A: On this other thread, about elliptic curves about function fields,
the functional analogue of Mazur's theorem was evoked, and described as a simple
consequence that the genus of modular curves grows with the conductor.
This is indeed an application of the inequality $g(X)\geq g(Y)$  you mention. 
A: Ree gave an application of Riemann-Hurwitz to permutation groups.  If $g \in S_n$ (the symmetric group), then let $v(g)$ be $n$ minus the number of cycles of $G$.  Ree observed that if $g_1,...,g_k \in S_n$ with the subgroup generated by them acting transitively on the set of $n$ elements, and with $v(g_1) + \cdots + v(g_k) = n-1$, then any product $g_{i_1} \cdots g_{i_k}$ is an $n$-cycle (where $i_j$ are the result of permuting the indices).  

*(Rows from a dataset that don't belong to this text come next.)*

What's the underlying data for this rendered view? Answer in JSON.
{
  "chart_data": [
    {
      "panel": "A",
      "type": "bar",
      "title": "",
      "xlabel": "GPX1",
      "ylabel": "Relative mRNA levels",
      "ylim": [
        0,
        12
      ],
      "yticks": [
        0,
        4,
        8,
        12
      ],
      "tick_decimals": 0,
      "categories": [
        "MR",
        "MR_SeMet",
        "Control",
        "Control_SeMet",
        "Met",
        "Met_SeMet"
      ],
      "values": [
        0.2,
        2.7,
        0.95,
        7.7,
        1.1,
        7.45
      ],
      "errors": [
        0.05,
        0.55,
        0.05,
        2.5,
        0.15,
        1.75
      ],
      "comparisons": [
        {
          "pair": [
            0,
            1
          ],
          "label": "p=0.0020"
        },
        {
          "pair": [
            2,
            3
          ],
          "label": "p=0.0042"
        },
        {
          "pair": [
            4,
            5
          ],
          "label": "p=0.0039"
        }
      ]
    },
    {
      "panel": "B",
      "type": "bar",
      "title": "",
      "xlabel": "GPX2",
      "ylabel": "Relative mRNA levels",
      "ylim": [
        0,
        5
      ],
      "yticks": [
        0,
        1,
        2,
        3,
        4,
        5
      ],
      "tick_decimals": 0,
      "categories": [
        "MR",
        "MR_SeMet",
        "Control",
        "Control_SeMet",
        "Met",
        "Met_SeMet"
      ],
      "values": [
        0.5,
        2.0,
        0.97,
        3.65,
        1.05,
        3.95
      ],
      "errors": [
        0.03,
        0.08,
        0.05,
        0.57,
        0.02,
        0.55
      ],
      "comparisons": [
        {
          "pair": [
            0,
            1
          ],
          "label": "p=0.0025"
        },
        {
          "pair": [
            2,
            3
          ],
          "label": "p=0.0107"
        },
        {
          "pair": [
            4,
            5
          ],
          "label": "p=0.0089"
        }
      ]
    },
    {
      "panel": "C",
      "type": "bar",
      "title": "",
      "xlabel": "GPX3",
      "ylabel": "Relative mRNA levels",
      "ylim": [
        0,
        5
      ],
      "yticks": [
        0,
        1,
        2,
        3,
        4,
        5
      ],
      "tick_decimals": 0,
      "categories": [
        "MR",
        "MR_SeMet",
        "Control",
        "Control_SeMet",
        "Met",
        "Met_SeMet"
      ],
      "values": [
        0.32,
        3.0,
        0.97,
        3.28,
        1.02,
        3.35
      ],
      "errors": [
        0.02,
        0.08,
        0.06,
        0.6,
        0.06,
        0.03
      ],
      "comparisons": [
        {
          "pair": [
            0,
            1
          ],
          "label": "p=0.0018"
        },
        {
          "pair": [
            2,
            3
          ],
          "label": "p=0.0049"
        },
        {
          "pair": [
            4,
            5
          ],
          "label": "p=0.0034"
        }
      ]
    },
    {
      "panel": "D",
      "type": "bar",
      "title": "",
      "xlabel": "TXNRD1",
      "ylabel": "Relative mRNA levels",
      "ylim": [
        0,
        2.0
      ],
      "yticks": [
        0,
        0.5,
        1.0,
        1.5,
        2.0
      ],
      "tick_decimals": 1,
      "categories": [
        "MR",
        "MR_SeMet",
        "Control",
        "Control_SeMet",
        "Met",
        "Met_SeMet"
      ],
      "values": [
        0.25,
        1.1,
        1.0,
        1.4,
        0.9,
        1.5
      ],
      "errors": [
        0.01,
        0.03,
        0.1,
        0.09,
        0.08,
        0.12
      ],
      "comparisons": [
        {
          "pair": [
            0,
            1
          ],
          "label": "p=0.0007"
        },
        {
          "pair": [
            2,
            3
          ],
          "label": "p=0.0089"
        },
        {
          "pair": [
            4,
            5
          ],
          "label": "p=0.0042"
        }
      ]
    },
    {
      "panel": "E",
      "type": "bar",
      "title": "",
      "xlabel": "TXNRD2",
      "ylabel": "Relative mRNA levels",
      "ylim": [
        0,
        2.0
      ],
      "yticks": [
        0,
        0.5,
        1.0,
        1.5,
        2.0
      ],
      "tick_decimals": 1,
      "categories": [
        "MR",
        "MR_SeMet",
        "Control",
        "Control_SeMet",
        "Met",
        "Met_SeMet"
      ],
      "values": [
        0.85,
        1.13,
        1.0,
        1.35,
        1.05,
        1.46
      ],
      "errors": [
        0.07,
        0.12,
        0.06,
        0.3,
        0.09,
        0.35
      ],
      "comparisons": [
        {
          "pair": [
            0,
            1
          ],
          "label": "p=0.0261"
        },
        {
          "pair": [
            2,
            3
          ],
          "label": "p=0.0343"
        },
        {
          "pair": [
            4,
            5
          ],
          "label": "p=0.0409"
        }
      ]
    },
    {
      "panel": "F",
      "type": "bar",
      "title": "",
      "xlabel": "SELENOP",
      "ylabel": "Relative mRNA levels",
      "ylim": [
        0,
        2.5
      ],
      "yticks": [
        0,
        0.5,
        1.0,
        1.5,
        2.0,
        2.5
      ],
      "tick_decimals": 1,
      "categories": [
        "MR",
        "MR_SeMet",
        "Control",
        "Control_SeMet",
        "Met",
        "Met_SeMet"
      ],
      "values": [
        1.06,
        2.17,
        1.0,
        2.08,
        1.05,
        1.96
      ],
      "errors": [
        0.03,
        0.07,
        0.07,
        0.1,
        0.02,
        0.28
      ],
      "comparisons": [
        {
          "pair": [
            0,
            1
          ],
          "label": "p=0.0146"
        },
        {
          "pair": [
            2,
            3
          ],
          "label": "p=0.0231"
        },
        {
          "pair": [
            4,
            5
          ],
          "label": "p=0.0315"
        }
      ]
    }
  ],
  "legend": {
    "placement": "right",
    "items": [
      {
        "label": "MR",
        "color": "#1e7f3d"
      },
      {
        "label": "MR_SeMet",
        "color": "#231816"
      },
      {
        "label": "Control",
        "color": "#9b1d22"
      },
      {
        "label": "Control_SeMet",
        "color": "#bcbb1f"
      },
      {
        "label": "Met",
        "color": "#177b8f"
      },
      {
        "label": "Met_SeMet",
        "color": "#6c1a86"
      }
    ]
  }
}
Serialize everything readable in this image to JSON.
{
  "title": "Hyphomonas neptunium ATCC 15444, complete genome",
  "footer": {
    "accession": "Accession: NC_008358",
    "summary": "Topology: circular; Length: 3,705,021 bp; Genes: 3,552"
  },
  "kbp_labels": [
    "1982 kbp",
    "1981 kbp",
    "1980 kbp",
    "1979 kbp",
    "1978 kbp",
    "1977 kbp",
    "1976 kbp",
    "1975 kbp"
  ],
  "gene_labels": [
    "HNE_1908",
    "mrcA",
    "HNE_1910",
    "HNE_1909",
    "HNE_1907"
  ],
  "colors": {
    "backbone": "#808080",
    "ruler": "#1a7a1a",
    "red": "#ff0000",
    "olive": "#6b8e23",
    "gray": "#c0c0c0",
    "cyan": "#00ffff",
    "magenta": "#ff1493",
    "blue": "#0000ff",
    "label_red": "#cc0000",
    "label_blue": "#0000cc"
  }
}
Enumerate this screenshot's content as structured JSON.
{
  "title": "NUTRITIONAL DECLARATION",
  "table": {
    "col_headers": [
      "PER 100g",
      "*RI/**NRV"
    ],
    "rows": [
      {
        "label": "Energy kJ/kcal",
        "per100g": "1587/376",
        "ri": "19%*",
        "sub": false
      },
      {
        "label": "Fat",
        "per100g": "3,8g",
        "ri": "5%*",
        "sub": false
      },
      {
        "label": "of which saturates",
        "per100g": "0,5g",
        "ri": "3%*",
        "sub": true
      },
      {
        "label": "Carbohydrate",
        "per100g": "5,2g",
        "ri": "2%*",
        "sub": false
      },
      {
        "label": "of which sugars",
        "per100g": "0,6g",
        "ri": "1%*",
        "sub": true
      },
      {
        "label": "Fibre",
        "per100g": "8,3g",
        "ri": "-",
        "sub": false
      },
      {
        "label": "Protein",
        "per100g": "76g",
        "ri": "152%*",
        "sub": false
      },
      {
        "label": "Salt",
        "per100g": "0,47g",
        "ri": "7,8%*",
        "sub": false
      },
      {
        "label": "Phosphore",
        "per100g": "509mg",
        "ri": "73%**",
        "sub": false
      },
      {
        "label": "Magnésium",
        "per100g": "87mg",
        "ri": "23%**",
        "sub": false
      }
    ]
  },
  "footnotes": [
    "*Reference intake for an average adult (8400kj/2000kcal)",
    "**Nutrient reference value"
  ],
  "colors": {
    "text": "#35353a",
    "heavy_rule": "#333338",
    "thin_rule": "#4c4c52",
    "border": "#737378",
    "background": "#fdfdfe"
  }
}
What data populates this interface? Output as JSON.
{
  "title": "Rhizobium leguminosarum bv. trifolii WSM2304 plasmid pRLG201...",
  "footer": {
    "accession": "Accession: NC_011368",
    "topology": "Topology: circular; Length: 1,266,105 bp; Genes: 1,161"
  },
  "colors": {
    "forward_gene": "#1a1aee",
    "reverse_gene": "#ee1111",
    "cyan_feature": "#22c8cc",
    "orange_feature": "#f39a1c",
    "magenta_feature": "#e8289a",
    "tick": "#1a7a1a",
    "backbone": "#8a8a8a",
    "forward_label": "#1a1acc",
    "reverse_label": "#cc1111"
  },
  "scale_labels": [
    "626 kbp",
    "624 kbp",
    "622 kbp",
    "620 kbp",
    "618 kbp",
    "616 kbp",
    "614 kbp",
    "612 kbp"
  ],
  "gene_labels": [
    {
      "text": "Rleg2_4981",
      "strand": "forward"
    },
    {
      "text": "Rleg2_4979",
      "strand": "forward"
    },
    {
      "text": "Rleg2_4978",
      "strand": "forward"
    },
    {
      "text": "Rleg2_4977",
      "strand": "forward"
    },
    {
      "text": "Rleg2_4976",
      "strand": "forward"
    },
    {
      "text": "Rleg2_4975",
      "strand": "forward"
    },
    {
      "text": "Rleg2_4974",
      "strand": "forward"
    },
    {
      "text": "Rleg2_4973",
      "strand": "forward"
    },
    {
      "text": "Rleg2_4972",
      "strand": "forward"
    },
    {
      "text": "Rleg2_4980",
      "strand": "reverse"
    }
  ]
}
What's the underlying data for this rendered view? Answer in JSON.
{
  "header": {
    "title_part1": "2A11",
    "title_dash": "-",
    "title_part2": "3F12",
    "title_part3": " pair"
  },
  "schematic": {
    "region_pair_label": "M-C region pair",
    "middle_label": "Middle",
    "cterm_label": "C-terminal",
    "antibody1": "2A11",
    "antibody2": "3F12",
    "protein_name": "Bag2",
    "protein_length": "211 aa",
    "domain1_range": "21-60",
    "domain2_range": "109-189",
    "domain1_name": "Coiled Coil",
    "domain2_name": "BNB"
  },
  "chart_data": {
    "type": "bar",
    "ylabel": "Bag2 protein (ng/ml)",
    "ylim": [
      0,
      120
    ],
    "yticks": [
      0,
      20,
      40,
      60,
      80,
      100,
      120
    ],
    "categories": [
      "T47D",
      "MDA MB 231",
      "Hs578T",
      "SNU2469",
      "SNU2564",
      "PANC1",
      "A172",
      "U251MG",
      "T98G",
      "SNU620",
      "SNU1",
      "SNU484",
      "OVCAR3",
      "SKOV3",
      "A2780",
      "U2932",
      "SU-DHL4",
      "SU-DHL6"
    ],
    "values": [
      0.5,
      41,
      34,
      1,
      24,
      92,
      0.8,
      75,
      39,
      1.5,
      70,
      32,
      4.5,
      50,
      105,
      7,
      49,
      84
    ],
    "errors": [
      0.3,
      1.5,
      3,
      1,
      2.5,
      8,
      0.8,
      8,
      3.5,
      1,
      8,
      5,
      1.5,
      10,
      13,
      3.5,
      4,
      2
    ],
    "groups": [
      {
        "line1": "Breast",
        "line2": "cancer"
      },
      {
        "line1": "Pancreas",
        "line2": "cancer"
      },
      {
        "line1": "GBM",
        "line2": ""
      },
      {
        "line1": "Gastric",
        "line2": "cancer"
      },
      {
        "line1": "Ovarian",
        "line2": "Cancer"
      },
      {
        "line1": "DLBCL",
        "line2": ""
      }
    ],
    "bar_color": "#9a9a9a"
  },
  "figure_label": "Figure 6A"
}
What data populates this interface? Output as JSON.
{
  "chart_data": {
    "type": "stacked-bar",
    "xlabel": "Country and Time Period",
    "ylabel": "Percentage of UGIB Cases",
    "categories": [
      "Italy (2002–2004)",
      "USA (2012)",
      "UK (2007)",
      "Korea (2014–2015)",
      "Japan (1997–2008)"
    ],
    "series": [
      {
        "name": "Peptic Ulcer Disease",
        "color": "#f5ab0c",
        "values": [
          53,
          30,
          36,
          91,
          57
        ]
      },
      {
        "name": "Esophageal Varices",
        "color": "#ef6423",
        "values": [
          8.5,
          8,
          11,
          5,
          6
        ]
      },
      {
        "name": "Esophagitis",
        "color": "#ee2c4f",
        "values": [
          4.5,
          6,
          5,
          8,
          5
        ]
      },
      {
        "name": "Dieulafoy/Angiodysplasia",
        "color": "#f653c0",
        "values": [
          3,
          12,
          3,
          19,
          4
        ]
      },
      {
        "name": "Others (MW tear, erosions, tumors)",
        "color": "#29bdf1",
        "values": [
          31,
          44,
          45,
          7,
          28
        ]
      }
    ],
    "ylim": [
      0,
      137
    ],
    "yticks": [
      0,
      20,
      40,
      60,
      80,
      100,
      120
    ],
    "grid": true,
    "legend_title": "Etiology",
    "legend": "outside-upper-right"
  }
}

To prove this we form a branched cover over the sphere, branched over $k+1$ points.  The first $k$ points we call $z_j$ and each has monodromy $g_{i_j}$.  The last point $z_*$ has monodromy $(g_{i_1} \cdots g_{i_k})^{-1}$.  Applying Riemann-Hurwitz to the resulting covering yields
$$
v(g_1) + \cdots + v(g_k) + v((g_{i_1} \cdots g_{i_k})^{-1}) - 2n - 2 = 2g \geq 0
$$
Therefore, there is only one cycle in $(g_{i_1} \cdots g_{i_k})^{-1}$ and so there is only one cycle in $g_{i_1} \cdots g_{i_k}$.  Ree mentions that he could not find a purely algebraic proof.  I don't know if there is still no algebraic proof known.